Yayın Tarihi : 10 Haziran 2010 Perşembe 00:17:48


Bu haber hakkında yorum yazmak ister misiniz?
Yorumlarınız
Gökhan IP: 85.100.44.xxx Tarih : 10.06.2010 13:33:02

Sayın Yücel, saptamalarınıza katılmamak mümkün değil.Şahsen benim görmek istediğim CHP Atatürk dönemi CHP sidir. Devrimlerin devamı ve ulusal tam bağımsızlıktan ödün vermeyen dim dik bir CHP.Bazılarının söylemleri olan :''Dünya değişti eski dönemlerde değiliz '' aldatmacadan öte değildir.Emperyalizm dün neyse bugün de aynıdır.Yöntemlerini değiştirse de asıl amaçta en ufak değişiklik yoktur.Bu bakımdan iç politikada ulusal ekonomi ve laiklik,dış politikada tam bağımsızlık ve karşıtlılık ilkesine her zamankinden daha çok sıkı sarılmalıdır CHP.


Mehmet E. IP: 84.62.51.xxx Tarih : 10.06.2010 09:20:41

Hocam güzel bir yazi sergilemissin ellerine saglik.Yalniz bir noktayi ele almamissin.Yanilmiyorsam Türkiyede bunu bilmeyen yoktur.ABD kimi iktidar tayin ederse Türkiyede o secilir sanirim.Evet CHP bu yini yapilanmayla eline cok büyük bir firsat yakalamistir.Iktidar olabilmesi icin icazeti ABD den almasi gerekir.

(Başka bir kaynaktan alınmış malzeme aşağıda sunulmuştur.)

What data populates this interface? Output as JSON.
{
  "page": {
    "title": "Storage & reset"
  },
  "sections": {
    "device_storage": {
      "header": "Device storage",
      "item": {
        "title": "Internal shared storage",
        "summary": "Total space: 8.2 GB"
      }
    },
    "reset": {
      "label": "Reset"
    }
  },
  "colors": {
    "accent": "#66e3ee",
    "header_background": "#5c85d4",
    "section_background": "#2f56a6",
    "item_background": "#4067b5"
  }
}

Dis ülkelerle bagimsizligi ile taninan CHP icin iktidar biraz zor görülüyor.Burda ele gecen bu firsati halka iyi bir sekilde anlatmasi gerekir,ki belki o zaman halkin ABD ye karsi suan biraz küskün ve uzak durdugu gözleniyor.Eger bundan yararlanip faydalanirsa belki sansi artar.

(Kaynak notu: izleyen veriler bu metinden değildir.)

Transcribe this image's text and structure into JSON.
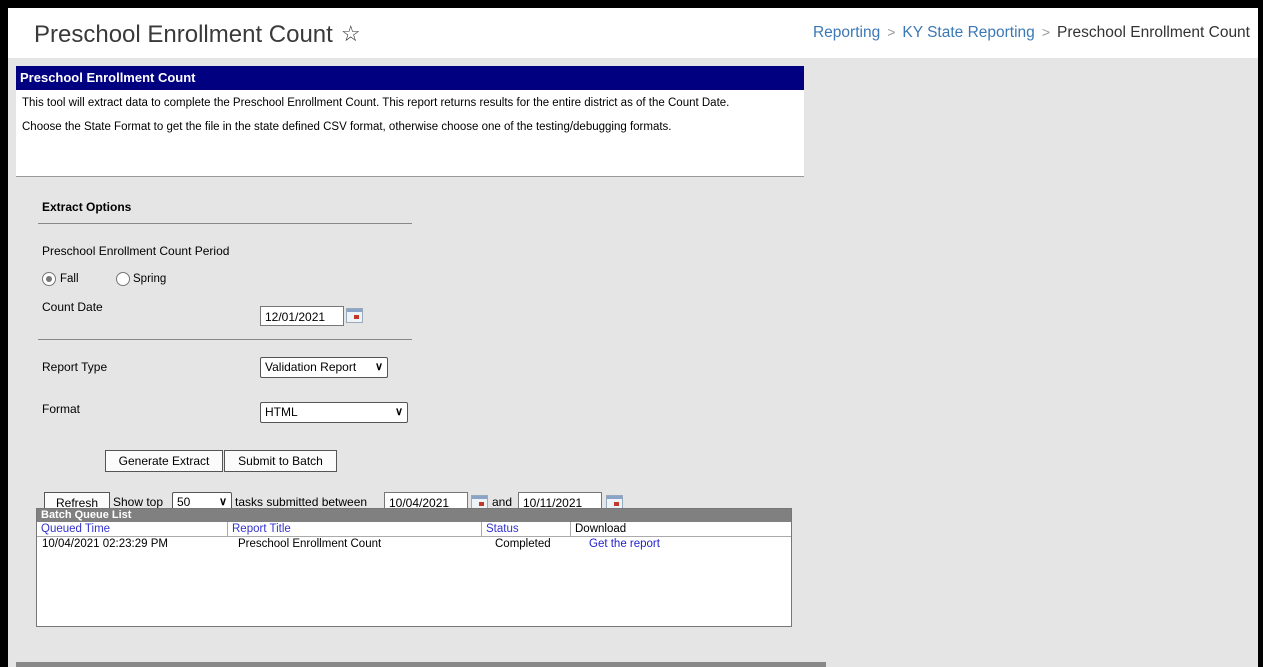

ABD ülkesinden kurtulum deken AB ülkelerine takilacagina benziyor.Cünkü issizlikle mücadele edecegini ve herkese esit davranacagina dair sayin Kemal Kilicdaroglu,nun bol bol beyanlari var.Buda AB ülkelerine ters gelir.Önemli olan fakir olan Halkimiz secim dönemlerinde kendilerine verilecek birkac kilo bakliyatla birkac torba kömür icin kendilerini feda etmemeliler.

Simdiye kadar Türk Halki,nin cektigi yapilan ve güdülen yanlis politikadan kaynaklanmistir.Eger ABD den icazet alinacaksa sahsi cikar icin degil,Vatan ve Millet icin alinmaya calisalicaksa o zaman CHP nin üzerindeki ölü topragi ABD katlayarak serpmege devam eder ve edecektir saygilarimla.